1) If there is a tag and/or belt loop in the center back of the waistband, remove it/them using a seam ripper, cuticle scissors, or if you can’t find anything sharp you could just, you know, gnaw them off with your teeth.
2) Put on your pants inside out and zip any zippers, button any buttons. Have fun with that.
3) Give yourself a reach around and, starting down by your nether regions and working your way up, pinch the excess fabric at the seam that runs up along your booty and pin, pin, pin. Place straight pins all the way up the seam to the top of the waistband.
Be careful not to pin your underwear to your pants like I did or else you’ll have a hell of a time with the next step.
4) Close the blinds, then carefully take your pants off, trying not to disturb the straight pins.
5) Lay the pants flat, still inside-out, folded at the butt seam and if necessary, reposition any of your pins that you may have put in a little cockeyed when you stabbed yourself in the butt crack.
What, just me?
5) With the pants still inside-out, use a basic straight stitch and sew along your pinned line starting at the crotch and working your way up to the waist.
6) I actually went back over my entire stitched line again for a second time because I’d rather not find out the hard way if one stitch line is strong enough for the seat of a pair of pants, especially at work. Seriously, these people see enough of my underroos when I forget to zip up my fly.
7) Try on the pants the right way to check the fit.
8 – optional but a lot more comfortable than having a bunch of fabric all smooshed up in your bum) If everything fits well, cut the excess fabric off on the inside.
9) Reattach your belt loop if you had one; reattaching tags isn’t necessary.
View from the inside:
View from the outside:
Tada!

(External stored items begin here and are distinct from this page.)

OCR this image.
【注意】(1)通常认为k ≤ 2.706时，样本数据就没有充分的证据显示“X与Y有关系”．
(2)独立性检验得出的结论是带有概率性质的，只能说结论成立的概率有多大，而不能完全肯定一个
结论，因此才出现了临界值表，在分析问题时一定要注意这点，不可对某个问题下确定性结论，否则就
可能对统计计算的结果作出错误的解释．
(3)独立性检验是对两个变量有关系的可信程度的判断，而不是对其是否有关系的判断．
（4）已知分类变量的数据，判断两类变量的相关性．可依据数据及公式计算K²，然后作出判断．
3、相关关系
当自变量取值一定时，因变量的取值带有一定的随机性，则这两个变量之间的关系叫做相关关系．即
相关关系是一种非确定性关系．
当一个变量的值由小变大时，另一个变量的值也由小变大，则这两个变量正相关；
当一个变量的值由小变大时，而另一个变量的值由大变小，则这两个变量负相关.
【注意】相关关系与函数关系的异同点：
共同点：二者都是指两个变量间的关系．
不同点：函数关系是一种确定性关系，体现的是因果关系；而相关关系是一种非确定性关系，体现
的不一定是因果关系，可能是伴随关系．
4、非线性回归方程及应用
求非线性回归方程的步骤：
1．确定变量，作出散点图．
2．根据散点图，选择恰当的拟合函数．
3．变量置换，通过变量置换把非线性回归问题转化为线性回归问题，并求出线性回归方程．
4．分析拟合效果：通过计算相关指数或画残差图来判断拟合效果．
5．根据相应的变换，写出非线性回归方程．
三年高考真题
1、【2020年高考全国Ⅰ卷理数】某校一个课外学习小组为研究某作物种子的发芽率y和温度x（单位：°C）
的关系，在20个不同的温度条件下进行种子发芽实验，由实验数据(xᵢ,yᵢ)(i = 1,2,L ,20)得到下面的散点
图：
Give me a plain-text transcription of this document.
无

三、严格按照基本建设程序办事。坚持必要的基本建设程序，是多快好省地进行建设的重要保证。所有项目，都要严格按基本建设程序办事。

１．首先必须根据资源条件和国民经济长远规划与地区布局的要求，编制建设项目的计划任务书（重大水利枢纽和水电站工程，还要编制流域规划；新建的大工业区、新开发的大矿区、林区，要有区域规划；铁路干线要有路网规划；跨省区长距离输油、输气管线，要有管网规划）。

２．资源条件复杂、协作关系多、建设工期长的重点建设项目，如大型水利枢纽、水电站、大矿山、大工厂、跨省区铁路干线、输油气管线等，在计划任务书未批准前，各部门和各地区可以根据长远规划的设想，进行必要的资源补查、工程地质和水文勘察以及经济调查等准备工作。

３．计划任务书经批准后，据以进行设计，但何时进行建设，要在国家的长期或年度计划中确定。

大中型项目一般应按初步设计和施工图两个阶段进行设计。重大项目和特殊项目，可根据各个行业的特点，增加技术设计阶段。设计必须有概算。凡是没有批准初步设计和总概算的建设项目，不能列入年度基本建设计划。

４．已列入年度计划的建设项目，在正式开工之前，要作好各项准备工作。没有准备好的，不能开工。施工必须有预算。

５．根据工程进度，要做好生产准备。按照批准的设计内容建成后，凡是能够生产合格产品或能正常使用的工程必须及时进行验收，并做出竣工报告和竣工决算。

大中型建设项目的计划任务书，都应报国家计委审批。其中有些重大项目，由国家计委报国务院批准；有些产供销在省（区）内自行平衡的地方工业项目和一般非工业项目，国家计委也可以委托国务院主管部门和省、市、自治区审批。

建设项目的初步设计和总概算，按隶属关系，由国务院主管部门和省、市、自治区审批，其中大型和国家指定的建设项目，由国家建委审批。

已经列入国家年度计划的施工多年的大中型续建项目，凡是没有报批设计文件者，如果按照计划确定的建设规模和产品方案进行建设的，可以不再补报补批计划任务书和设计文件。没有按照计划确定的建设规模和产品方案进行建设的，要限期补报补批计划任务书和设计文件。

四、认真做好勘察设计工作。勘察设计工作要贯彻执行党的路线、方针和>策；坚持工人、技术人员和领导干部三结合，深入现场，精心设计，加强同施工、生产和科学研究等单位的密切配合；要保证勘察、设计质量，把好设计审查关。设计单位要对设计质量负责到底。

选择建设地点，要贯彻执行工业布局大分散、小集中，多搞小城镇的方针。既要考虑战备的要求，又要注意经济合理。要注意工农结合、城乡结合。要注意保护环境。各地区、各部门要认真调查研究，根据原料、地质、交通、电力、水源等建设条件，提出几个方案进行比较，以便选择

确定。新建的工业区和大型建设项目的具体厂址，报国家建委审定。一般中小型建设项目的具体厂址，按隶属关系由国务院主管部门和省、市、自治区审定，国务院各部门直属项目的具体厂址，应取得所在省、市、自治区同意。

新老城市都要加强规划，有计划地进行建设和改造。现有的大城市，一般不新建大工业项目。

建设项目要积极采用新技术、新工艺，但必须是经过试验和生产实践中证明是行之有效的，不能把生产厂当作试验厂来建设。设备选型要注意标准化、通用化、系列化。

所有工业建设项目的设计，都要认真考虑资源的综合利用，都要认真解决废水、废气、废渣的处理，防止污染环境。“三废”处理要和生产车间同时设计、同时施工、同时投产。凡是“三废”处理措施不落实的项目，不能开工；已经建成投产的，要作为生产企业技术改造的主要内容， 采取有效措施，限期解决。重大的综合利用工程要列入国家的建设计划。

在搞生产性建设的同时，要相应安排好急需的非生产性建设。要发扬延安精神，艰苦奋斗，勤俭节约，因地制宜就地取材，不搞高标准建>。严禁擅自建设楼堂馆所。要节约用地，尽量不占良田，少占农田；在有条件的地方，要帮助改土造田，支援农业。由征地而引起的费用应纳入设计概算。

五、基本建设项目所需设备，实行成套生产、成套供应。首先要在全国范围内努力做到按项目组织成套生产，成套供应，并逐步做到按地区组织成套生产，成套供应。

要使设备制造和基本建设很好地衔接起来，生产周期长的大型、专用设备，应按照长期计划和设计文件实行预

I’m happy to report that I took about 1 1/2″ off of 2 different pairs, taking them in probably about one size each, and they both fit very well again.
- I ended up letting the hem out a little on the legs after altering the waist/butt because even though I didn’t take in a ton, bringing the seat in actually made the legs a little shorter. I like my pants long enough to trip myself and the guy behind me.
- The pants pictured are from Sears, I think they’re Stooshy brand and I’m pretty sure they’re these in charcoal but I’m not positive because you know, I took the darn tag off.
- I’m not sure how much you could actually take in pants before they start to look weird or the butt pockets get frighteningly close together, so if a lot needs to go I would probably try taking equal amounts from each side instead of the back.
- I don’t think I would recommend this with jeans given the bulky material and the different stitching necessary, though I haven’t tried to know for sure.